Sprouted seeds and vegetables have more vitamin C, B vitamins and antioxidants that materialize in higher concentrations.
“You can eat 50 cups of broccoli or a single cup of broccoli sprouts for similar nutrition and benefit,” Ho said.
Eating nutrient-rich sprouts and microgreens would be especially helpful for the 9 out of 10 American adults who, according to federal survey data, do not consume adequate amounts of vegetables.
Some people don’t like the taste of broccoli, cauliflower, cabbage, or other cruciferous vegetables, which can taste bitter due to their beneficial sulfur-containing plant chemicals. But sprouted vegetables don’t have that unique flavor and actually taste slightly sweet.
Germinating seeds and vegetables is a simple and inexpensive process with little environmental impact. Urban areas can benefit from efficient sprout production as they can be grown without soil or greenhouse and regardless of the season. They can even be grown at home, indoors or outdoors.

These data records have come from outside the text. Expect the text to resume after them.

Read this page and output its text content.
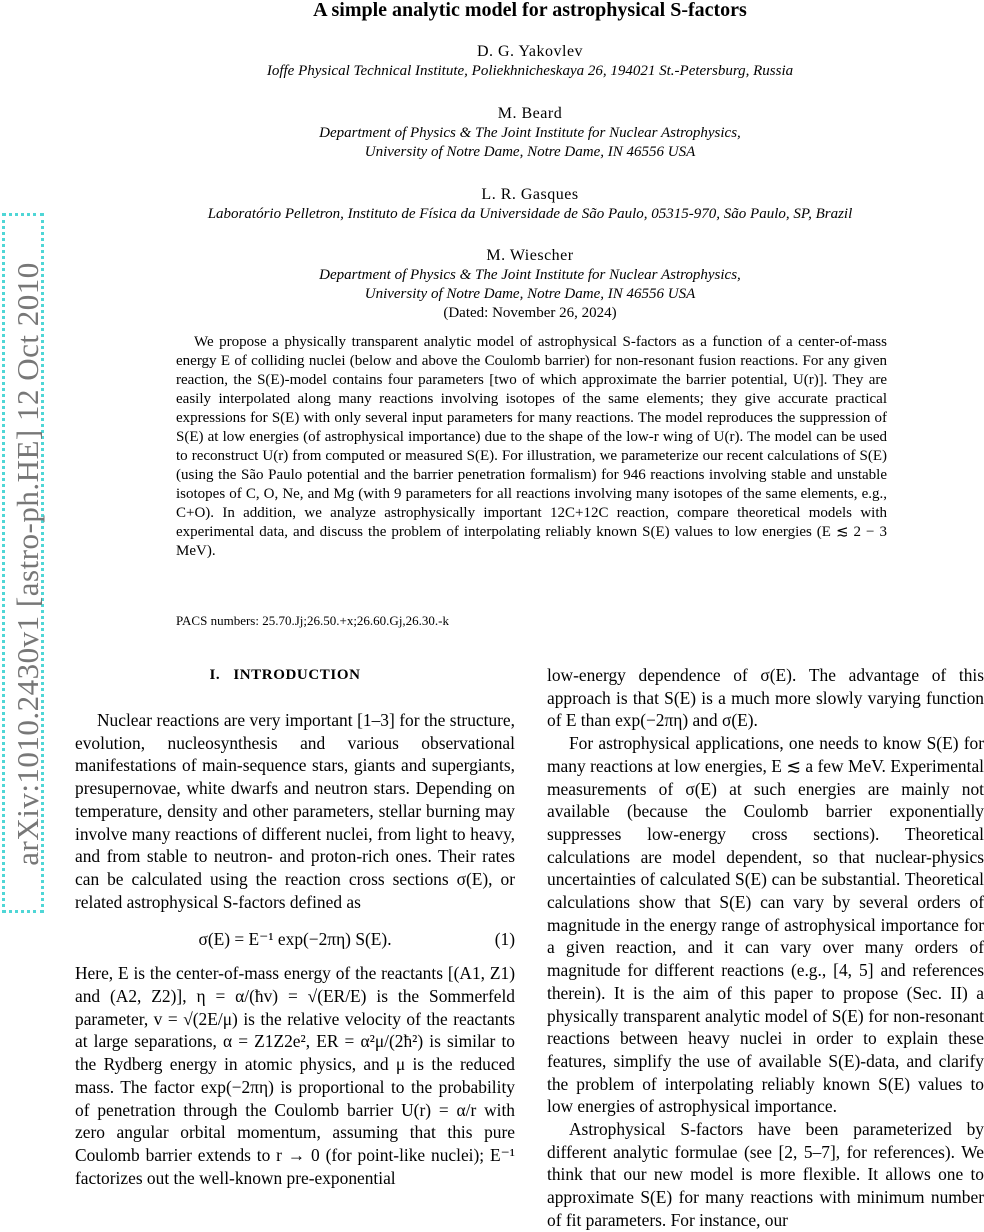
arXiv:1010.2430v1 [astro-ph.HE] 12 Oct 2010
A simple analytic model for astrophysical S-factors
D. G. Yakovlev
Ioffe Physical Technical Institute, Poliekhnicheskaya 26, 194021 St.-Petersburg, Russia
M. Beard
Department of Physics & The Joint Institute for Nuclear Astrophysics,
University of Notre Dame, Notre Dame, IN 46556 USA
L. R. Gasques
Laboratório Pelletron, Instituto de Física da Universidade de São Paulo, 05315-970, São Paulo, SP, Brazil
M. Wiescher
Department of Physics & The Joint Institute for Nuclear Astrophysics,
University of Notre Dame, Notre Dame, IN 46556 USA
(Dated: November 26, 2024)
We propose a physically transparent analytic model of astrophysical S-factors as a function of a center-of-mass energy E of colliding nuclei (below and above the Coulomb barrier) for non-resonant fusion reactions. For any given reaction, the S(E)-model contains four parameters [two of which approximate the barrier potential, U(r)]. They are easily interpolated along many reactions involving isotopes of the same elements; they give accurate practical expressions for S(E) with only several input parameters for many reactions. The model reproduces the suppression of S(E) at low energies (of astrophysical importance) due to the shape of the low-r wing of U(r). The model can be used to reconstruct U(r) from computed or measured S(E). For illustration, we parameterize our recent calculations of S(E) (using the São Paulo potential and the barrier penetration formalism) for 946 reactions involving stable and unstable isotopes of C, O, Ne, and Mg (with 9 parameters for all reactions involving many isotopes of the same elements, e.g., C+O). In addition, we analyze astrophysically important 12C+12C reaction, compare theoretical models with experimental data, and discuss the problem of interpolating reliably known S(E) values to low energies (E ≲ 2 − 3 MeV).
PACS numbers: 25.70.Jj;26.50.+x;26.60.Gj,26.30.-k
I. INTRODUCTION

Nuclear reactions are very important [1–3] for the structure, evolution, nucleosynthesis and various observational manifestations of main-sequence stars, giants and supergiants, presupernovae, white dwarfs and neutron stars. Depending on temperature, density and other parameters, stellar burning may involve many reactions of different nuclei, from light to heavy, and from stable to neutron- and proton-rich ones. Their rates can be calculated using the reaction cross sections σ(E), or related astrophysical S-factors defined as

σ(E) = E⁻¹ exp(−2πη) S(E).	(1)

Here, E is the center-of-mass energy of the reactants [(A1, Z1) and (A2, Z2)], η = α/(ħv) = √(ER/E) is the Sommerfeld parameter, v = √(2E/μ) is the relative velocity of the reactants at large separations, α = Z1Z2e², ER = α²μ/(2ħ²) is similar to the Rydberg energy in atomic physics, and μ is the reduced mass. The factor exp(−2πη) is proportional to the probability of penetration through the Coulomb barrier U(r) = α/r with zero angular orbital momentum, assuming that this pure Coulomb barrier extends to r → 0 (for point-like nuclei); E⁻¹ factorizes out the well-known pre-exponential

low-energy dependence of σ(E). The advantage of this approach is that S(E) is a much more slowly varying function of E than exp(−2πη) and σ(E).

For astrophysical applications, one needs to know S(E) for many reactions at low energies, E ≲ a few MeV. Experimental measurements of σ(E) at such energies are mainly not available (because the Coulomb barrier exponentially suppresses low-energy cross sections). Theoretical calculations are model dependent, so that nuclear-physics uncertainties of calculated S(E) can be substantial. Theoretical calculations show that S(E) can vary by several orders of magnitude in the energy range of astrophysical importance for a given reaction, and it can vary over many orders of magnitude for different reactions (e.g., [4, 5] and references therein). It is the aim of this paper to propose (Sec. II) a physically transparent analytic model of S(E) for non-resonant reactions between heavy nuclei in order to explain these features, simplify the use of available S(E)-data, and clarify the problem of interpolating reliably known S(E) values to low energies of astrophysical importance.

Astrophysical S-factors have been parameterized by different analytic formulae (see [2, 5–7], for references). We think that our new model is more flexible. It allows one to approximate S(E) for many reactions with minimum number of fit parameters. For instance, our
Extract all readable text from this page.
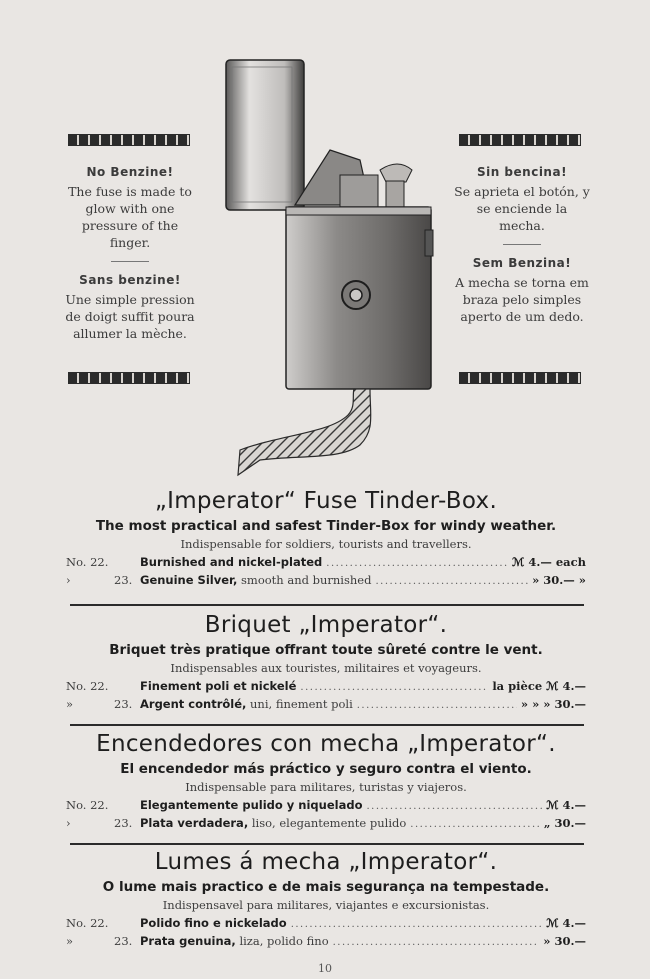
No Benzine!

The fuse is made to glow with one pressure of the finger.

Sans benzine!

Une simple pression de doigt suffit poura allumer la mèche.

Sin bencina!

Se aprieta el botón, y se enciende la mecha.

Sem Benzina!

A mecha se torna em braza pelo simples aperto de um dedo.

„Imperator“ Fuse Tinder-Box.

The most practical and safest Tinder-Box for windy weather.

Indispensable for soldiers, tourists and travellers.

No. 22.	Burnished and nickel-plated .....	ℳ 4.— each
›	23. Genuine Silver, smooth and burnished .....	» 30.— »

Briquet „Imperator“.

Briquet très pratique offrant toute sûreté contre le vent.

Indispensables aux touristes, militaires et voyageurs.

No. 22.	Finement poli et nickelé .....	la pièce ℳ 4.—
»	23. Argent contrôlé, uni, finement poli .....	» » » 30.—

Encendedores con mecha „Imperator“.

El encendedor más práctico y seguro contra el viento.

Indispensable para militares, turistas y viajeros.

No. 22.	Elegantemente pulido y niquelado .....	ℳ 4.—
›	23. Plata verdadera, liso, elegantemente pulido .....	„ 30.—

Lumes á mecha „Imperator“.

O lume mais practico e de mais segurança na tempestade.

Indispensavel para militares, viajantes e excursionistas.

No. 22.	Polido fino e nickelado .....	ℳ 4.—
»	23. Prata genuina, liza, polido fino .....	» 30.—
10
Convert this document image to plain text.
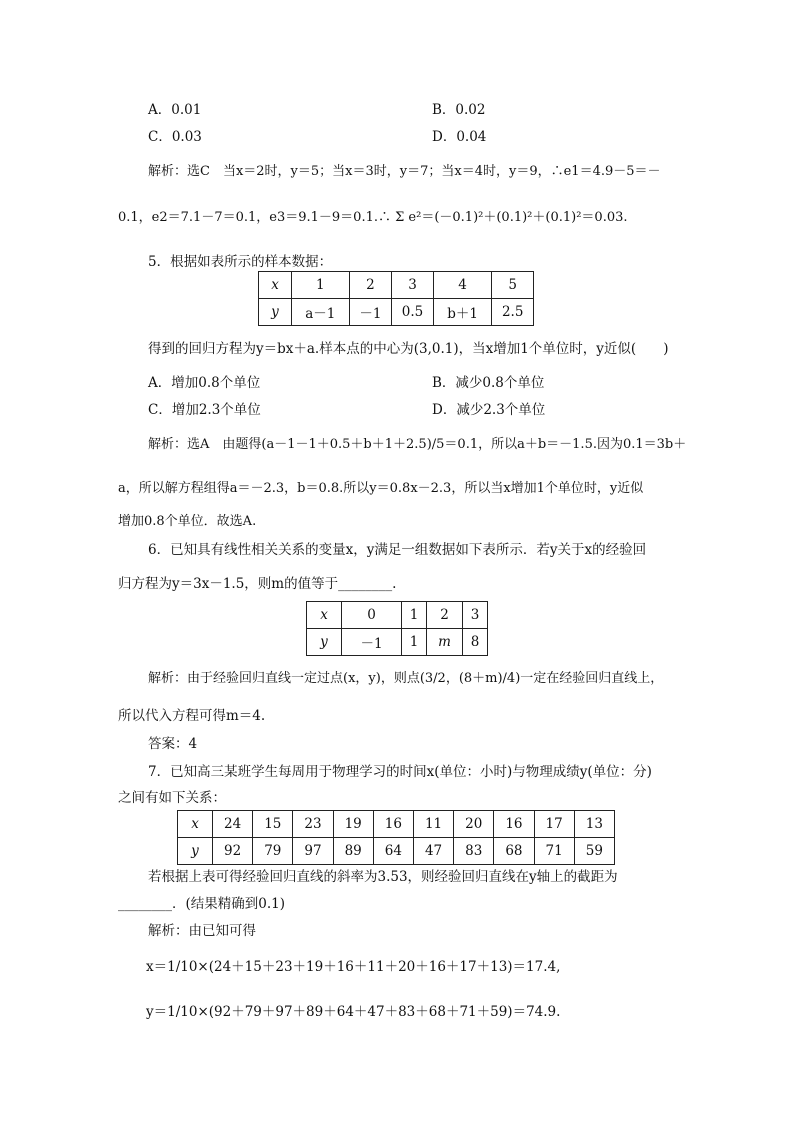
A．0.01	B．0.02
C．0.03	D．0.04
解析：选C　当x＝2时，y＝5；当x＝3时，y＝7；当x＝4时，y＝9，∴e1＝4.9－5＝－
0.1，e2＝7.1－7＝0.1，e3＝9.1－9＝0.1.∴ Σ e²＝(－0.1)²＋(0.1)²＋(0.1)²＝0.03.
5．根据如表所示的样本数据：
x	1	2	3	4	5
y	a－1	－1	0.5	b＋1	2.5
得到的回归方程为y＝bx＋a.样本点的中心为(3,0.1)，当x增加1个单位时，y近似(　　)
A．增加0.8个单位	B．减少0.8个单位
C．增加2.3个单位	D．减少2.3个单位
解析：选A　由题得(a－1－1＋0.5＋b＋1＋2.5)/5＝0.1，所以a＋b＝－1.5.因为0.1＝3b＋
a，所以解方程组得a＝－2.3，b＝0.8.所以y＝0.8x－2.3，所以当x增加1个单位时，y近似
增加0.8个单位．故选A.
6．已知具有线性相关关系的变量x，y满足一组数据如下表所示．若y关于x的经验回
归方程为y＝3x－1.5，则m的值等于________.
x	0	1	2	3
y	－1	1	m	8
解析：由于经验回归直线一定过点(x，y)，则点(3/2，(8＋m)/4)一定在经验回归直线上，
所以代入方程可得m＝4.
答案：4
7．已知高三某班学生每周用于物理学习的时间x(单位：小时)与物理成绩y(单位：分)
之间有如下关系：
x	24	15	23	19	16	11	20	16	17	13
y	92	79	97	89	64	47	83	68	71	59
若根据上表可得经验回归直线的斜率为3.53，则经验回归直线在y轴上的截距为
________．(结果精确到0.1)
解析：由已知可得
x＝1/10×(24＋15＋23＋19＋16＋11＋20＋16＋17＋13)＝17.4,
y＝1/10×(92＋79＋97＋89＋64＋47＋83＋68＋71＋59)＝74.9.
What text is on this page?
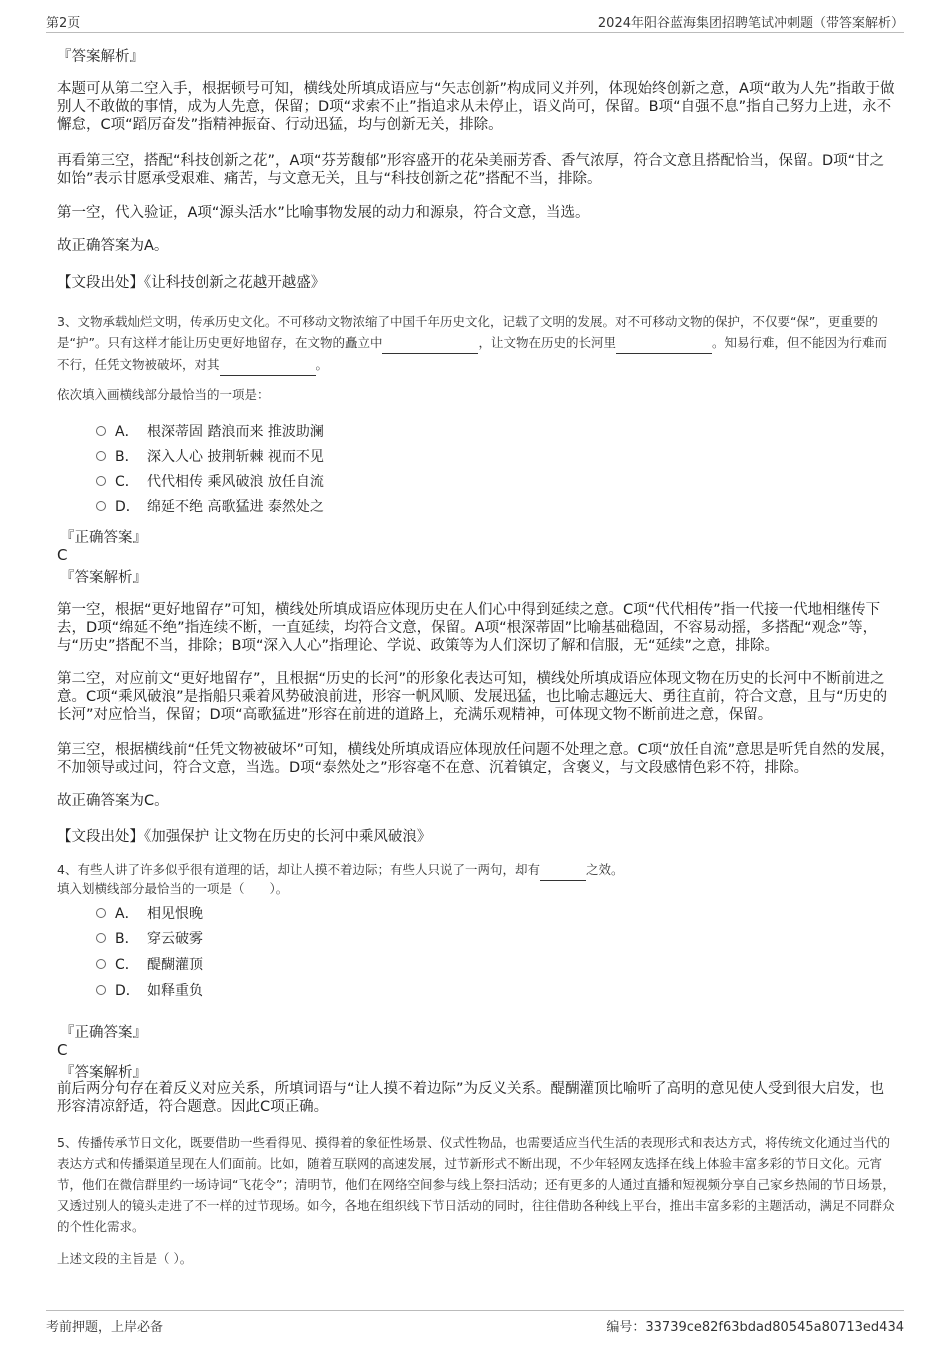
第2页	2024年阳谷蓝海集团招聘笔试冲刺题（带答案解析）
『答案解析』

本题可从第二空入手，根据顿号可知，横线处所填成语应与“矢志创新”构成同义并列，体现始终创新之意，A项“敢为人先”指敢于做别人不敢做的事情，成为人先意，保留；D项“求索不止”指追求从未停止，语义尚可，保留。B项“自强不息”指自己努力上进，永不懈怠，C项“蹈厉奋发”指精神振奋、行动迅猛，均与创新无关，排除。

再看第三空，搭配“科技创新之花”，A项“芬芳馥郁”形容盛开的花朵美丽芳香、香气浓厚，符合文意且搭配恰当，保留。D项“甘之如饴”表示甘愿承受艰难、痛苦，与文意无关，且与“科技创新之花”搭配不当，排除。

第一空，代入验证，A项“源头活水”比喻事物发展的动力和源泉，符合文意，当选。

故正确答案为A。

【文段出处】《让科技创新之花越开越盛》

3、文物承载灿烂文明，传承历史文化。不可移动文物浓缩了中国千年历史文化，记载了文明的发展。对不可移动文物的保护，不仅要“保”，更重要的是“护”。只有这样才能让历史更好地留存，在文物的矗立中	，让文物在历史的长河里	。知易行难，但不能因为行难而不行，任凭文物被破坏，对其	。

依次填入画横线部分最恰当的一项是：

A． 根深蒂固 踏浪而来 推波助澜
B． 深入人心 披荆斩棘 视而不见
C． 代代相传 乘风破浪 放任自流
D． 绵延不绝 高歌猛进 泰然处之
『正确答案』
C
『答案解析』

第一空，根据“更好地留存”可知，横线处所填成语应体现历史在人们心中得到延续之意。C项“代代相传”指一代接一代地相继传下去，D项“绵延不绝”指连续不断，一直延续，均符合文意，保留。A项“根深蒂固”比喻基础稳固，不容易动摇，多搭配“观念”等，与“历史”搭配不当，排除；B项“深入人心”指理论、学说、政策等为人们深切了解和信服，无“延续”之意，排除。

第二空，对应前文“更好地留存”，且根据“历史的长河”的形象化表达可知，横线处所填成语应体现文物在历史的长河中不断前进之意。C项“乘风破浪”是指船只乘着风势破浪前进，形容一帆风顺、发展迅猛，也比喻志趣远大、勇往直前，符合文意，且与“历史的长河”对应恰当，保留；D项“高歌猛进”形容在前进的道路上，充满乐观精神，可体现文物不断前进之意，保留。

第三空，根据横线前“任凭文物被破坏”可知，横线处所填成语应体现放任问题不处理之意。C项“放任自流”意思是听凭自然的发展，不加领导或过问，符合文意，当选。D项“泰然处之”形容毫不在意、沉着镇定，含褒义，与文段感情色彩不符，排除。

故正确答案为C。

【文段出处】《加强保护 让文物在历史的长河中乘风破浪》

4、有些人讲了许多似乎很有道理的话，却让人摸不着边际；有些人只说了一两句，却有	之效。

填入划横线部分最恰当的一项是（　　）。

A． 相见恨晚
B． 穿云破雾
C． 醍醐灌顶
D． 如释重负
『正确答案』
C
『答案解析』

前后两分句存在着反义对应关系，所填词语与“让人摸不着边际”为反义关系。醍醐灌顶比喻听了高明的意见使人受到很大启发，也形容清凉舒适，符合题意。因此C项正确。

5、传播传承节日文化，既要借助一些看得见、摸得着的象征性场景、仪式性物品，也需要适应当代生活的表现形式和表达方式，将传统文化通过当代的表达方式和传播渠道呈现在人们面前。比如，随着互联网的高速发展，过节新形式不断出现，不少年轻网友选择在线上体验丰富多彩的节日文化。元宵节，他们在微信群里约一场诗词“飞花令”；清明节，他们在网络空间参与线上祭扫活动；还有更多的人通过直播和短视频分享自己家乡热闹的节日场景，又透过别人的镜头走进了不一样的过节现场。如今，各地在组织线下节日活动的同时，往往借助各种线上平台，推出丰富多彩的主题活动，满足不同群众的个性化需求。

上述文段的主旨是（ ）。

考前押题，上岸必备	编号：33739ce82f63bdad80545a80713ed434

Young shoots and greens add color, texture and diverse flavors, from lentils and walnut sprouts in salads, sandwiches and soups to micro mint leaves in appetizers, desserts and smoothies. Food manufacturers add sprouted whole grains to tortillas, bread, pasta and breakfast cereals, although certain food processing methods can compromise their added nutritional value.
Ho suggested that people read the list of ingredients on food packages.
“Whole grains have significant nutritional benefits, but it can be tricky to determine how much sprouted grain is actually in there,” he said.
The only downside to eating raw sprouts is that their warm, moist environment is also the perfect medium for bacteria to grow and flourish, including salmonella, listeria, and E. coli. Young children, older adults, pregnant women, and anyone with a weakened immune system should avoid eating raw or even lightly cooked sprouts of any kind.
To reduce the risk of foodborne illness, Ho suggested getting good-quality seeds and sanitizing them before sprouting with full-strength vinegar or apple cider vinegar.
Sprouts that are purchased should be thoroughly washed under running water, which can reduce bacteria but not necessarily eliminate it completely. Cooking the sprouts will kill harmful bacteria, but the heat can also destroy some of their added nutritional benefits.
People should follow the expiration date on the packaging, and some sprouted products may require refrigeration.